Thursday, April 7, 2011

What are DLL files in windows?

Dynamic Link Library (DLL) files are an essential part of the Windows operating system. Although they are ubiquitous, most PC users neither know nor care what these files do. A little understanding of DLL files can make the computer a little less of a mystery box. Only programmers and computer technicians need to know any of the gory details of the structure and function of a DLL, but these files are so important that all of us should know a few simple facts about them.

What Do DLL Files Do?

A DLL file is indicated by the extension DLL in its name. 
  • "A Dynamic Link Library (DLL) is a file of code containing functions that can be called from other executable code (either an application or another DLL). Programmers use DLLs to provide code that they can reuse and to parcel out distinct jobs. Unlike an executable (EXE) file, a DLL cannot be directly run.

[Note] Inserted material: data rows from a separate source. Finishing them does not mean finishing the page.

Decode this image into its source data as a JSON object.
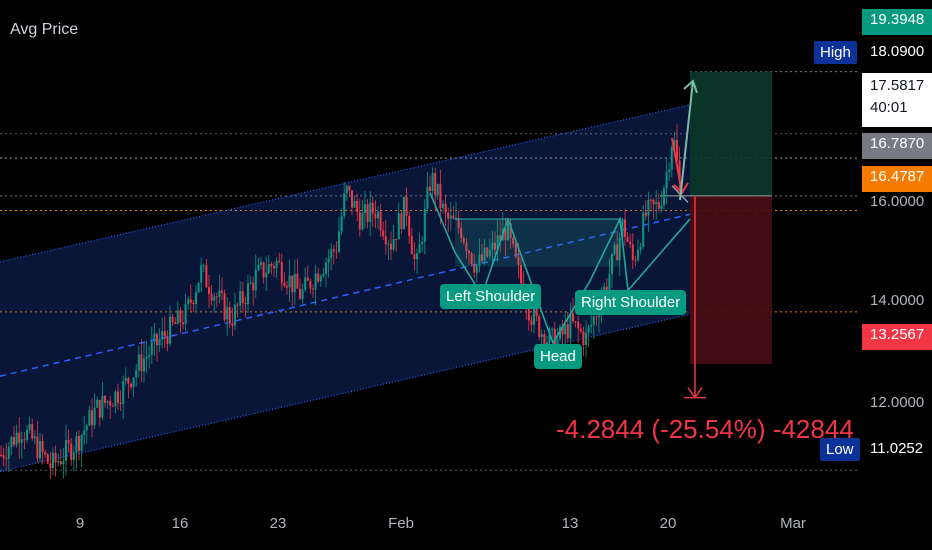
{
  "symbol_label": "Avg Price",
  "colors": {
    "background": "#000000",
    "up": "#089981",
    "down": "#f23645",
    "channel": "#2962ff",
    "pattern": "#26a69a",
    "orange": "#f57c00"
  },
  "chart_data": {
    "type": "candlestick",
    "ylim": [
      10.4,
      20.9
    ],
    "y_ticks": [
      "16.0000",
      "14.0000",
      "12.0000"
    ],
    "x_ticks": [
      "9",
      "16",
      "23",
      "Feb",
      "13",
      "20",
      "Mar"
    ],
    "path": [
      [
        0,
        11.35
      ],
      [
        20,
        11.9
      ],
      [
        30,
        11.7
      ],
      [
        50,
        11.1
      ],
      [
        75,
        11.6
      ],
      [
        95,
        12.3
      ],
      [
        120,
        12.7
      ],
      [
        140,
        13.3
      ],
      [
        165,
        13.9
      ],
      [
        185,
        14.3
      ],
      [
        200,
        15.2
      ],
      [
        215,
        14.7
      ],
      [
        230,
        14.2
      ],
      [
        255,
        15.1
      ],
      [
        275,
        15.4
      ],
      [
        300,
        14.7
      ],
      [
        320,
        15.3
      ],
      [
        335,
        15.7
      ],
      [
        345,
        16.9
      ],
      [
        360,
        16.3
      ],
      [
        375,
        16.5
      ],
      [
        390,
        15.8
      ],
      [
        405,
        16.6
      ],
      [
        415,
        15.2
      ],
      [
        430,
        17.2
      ],
      [
        445,
        16.3
      ],
      [
        460,
        16.1
      ],
      [
        475,
        15.3
      ],
      [
        490,
        15.6
      ],
      [
        505,
        16.1
      ],
      [
        518,
        15.1
      ],
      [
        530,
        14.3
      ],
      [
        545,
        13.8
      ],
      [
        555,
        13.7
      ],
      [
        570,
        14.1
      ],
      [
        585,
        13.8
      ],
      [
        600,
        14.6
      ],
      [
        615,
        15.6
      ],
      [
        622,
        16.2
      ],
      [
        632,
        15.4
      ],
      [
        645,
        16.4
      ],
      [
        658,
        16.6
      ],
      [
        665,
        17.2
      ],
      [
        672,
        18.1
      ],
      [
        680,
        16.8
      ]
    ],
    "channel": {
      "upper": [
        [
          0,
          15.4
        ],
        [
          690,
          18.7
        ]
      ],
      "median": [
        [
          0,
          13.0
        ],
        [
          690,
          16.4
        ]
      ],
      "lower": [
        [
          0,
          11.0
        ],
        [
          690,
          14.3
        ]
      ]
    },
    "annotations": [
      "Left Shoulder",
      "Head",
      "Right Shoulder"
    ],
    "position": {
      "entry": 16.787,
      "target": 19.3948,
      "stop": 13.2567,
      "measure": "-4.2844 (-25.54%) -42844"
    },
    "price_labels": {
      "top_target": "19.3948",
      "high_label": "High",
      "high": "18.0900",
      "last": "17.5817",
      "countdown": "40:01",
      "entry": "16.7870",
      "orange_line": "16.4787",
      "stop": "13.2567",
      "low_label": "Low",
      "low": "11.0252"
    }
  }
}
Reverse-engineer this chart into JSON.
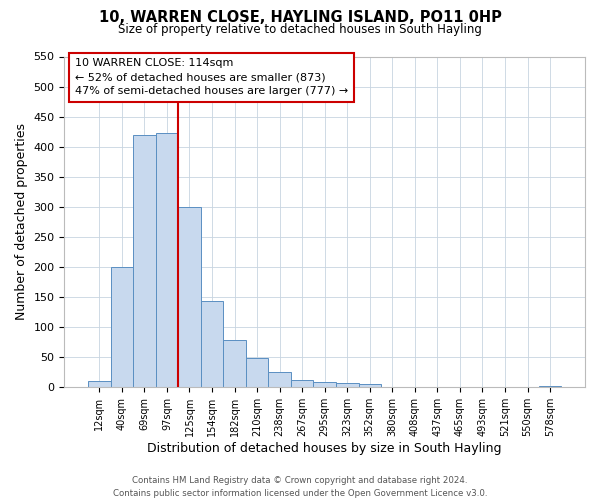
{
  "title": "10, WARREN CLOSE, HAYLING ISLAND, PO11 0HP",
  "subtitle": "Size of property relative to detached houses in South Hayling",
  "xlabel": "Distribution of detached houses by size in South Hayling",
  "ylabel": "Number of detached properties",
  "bar_labels": [
    "12sqm",
    "40sqm",
    "69sqm",
    "97sqm",
    "125sqm",
    "154sqm",
    "182sqm",
    "210sqm",
    "238sqm",
    "267sqm",
    "295sqm",
    "323sqm",
    "352sqm",
    "380sqm",
    "408sqm",
    "437sqm",
    "465sqm",
    "493sqm",
    "521sqm",
    "550sqm",
    "578sqm"
  ],
  "bar_values": [
    10,
    200,
    420,
    423,
    300,
    143,
    78,
    48,
    25,
    13,
    9,
    8,
    5,
    1,
    0,
    0,
    0,
    0,
    0,
    0,
    3
  ],
  "bar_color": "#c8d9ee",
  "bar_edge_color": "#5a8fc2",
  "vline_color": "#cc0000",
  "vline_x_index": 4,
  "ylim": [
    0,
    550
  ],
  "yticks": [
    0,
    50,
    100,
    150,
    200,
    250,
    300,
    350,
    400,
    450,
    500,
    550
  ],
  "annotation_title": "10 WARREN CLOSE: 114sqm",
  "annotation_line1": "← 52% of detached houses are smaller (873)",
  "annotation_line2": "47% of semi-detached houses are larger (777) →",
  "annotation_box_color": "#ffffff",
  "annotation_box_edge": "#cc0000",
  "footer_line1": "Contains HM Land Registry data © Crown copyright and database right 2024.",
  "footer_line2": "Contains public sector information licensed under the Open Government Licence v3.0.",
  "bg_color": "#ffffff",
  "grid_color": "#c8d4e0"
}
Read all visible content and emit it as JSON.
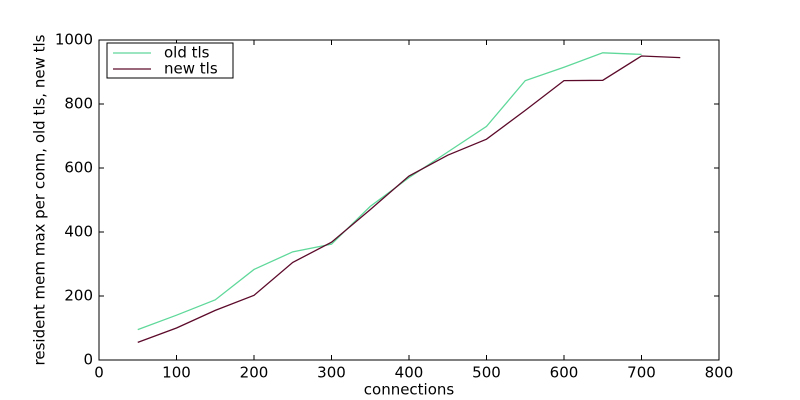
{
  "chart_data": {
    "type": "line",
    "x_label": "connections",
    "y_label": "resident mem max per conn, old tls, new tls",
    "x": [
      50,
      100,
      150,
      200,
      250,
      300,
      350,
      400,
      450,
      500,
      550,
      600,
      650,
      700,
      750
    ],
    "series": [
      {
        "name": "old tls",
        "color": "#5fd89a",
        "values": [
          95,
          140,
          188,
          283,
          338,
          362,
          480,
          570,
          650,
          730,
          873,
          915,
          960,
          955,
          null
        ]
      },
      {
        "name": "new tls",
        "color": "#5c0a2a",
        "values": [
          55,
          100,
          155,
          202,
          305,
          368,
          470,
          575,
          640,
          690,
          780,
          873,
          874,
          950,
          945
        ]
      }
    ],
    "xlim": [
      0,
      800
    ],
    "xticks": [
      0,
      100,
      200,
      300,
      400,
      500,
      600,
      700,
      800
    ],
    "ylim": [
      0,
      1000
    ],
    "yticks": [
      0,
      200,
      400,
      600,
      800,
      1000
    ],
    "grid": false,
    "legend": "upper left"
  }
}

DLLs must be called from other code that is already executing."

Another way of putting it is that DLL files are like modules that can be plugged into different programs whenever a program needs the particular features that come with the DLL. The original concept behind DLL files was to simplify things. It was recognized that there were many functions common to a lot of software. For example, most programs need to create the graphical interface that appears on the screen. Instead of having to contain the code to create the interface themselves, programs call on a DLL for that function. The idea is to have a central library where everyone can obtain the commonly used functions, as they are needed. This cuts down on code, speeds things up, is more efficient, etc. They are called dynamic links because they are put to use only when a program calls on them and they run in the program’s own memory space. More than one program can use the functions of a particular DLL at the same time.

  • Parenthetically, I have to say that the software developers (not least of all, Microsoft) have strayed from the path of keeping things simple. A computer today may contain a thousand or more different DLL files. Microsoft maintains a database with information about various DLLs to help with version conflicts.
  • There are several very important DLLs that contain a large number of the basic Windows functions.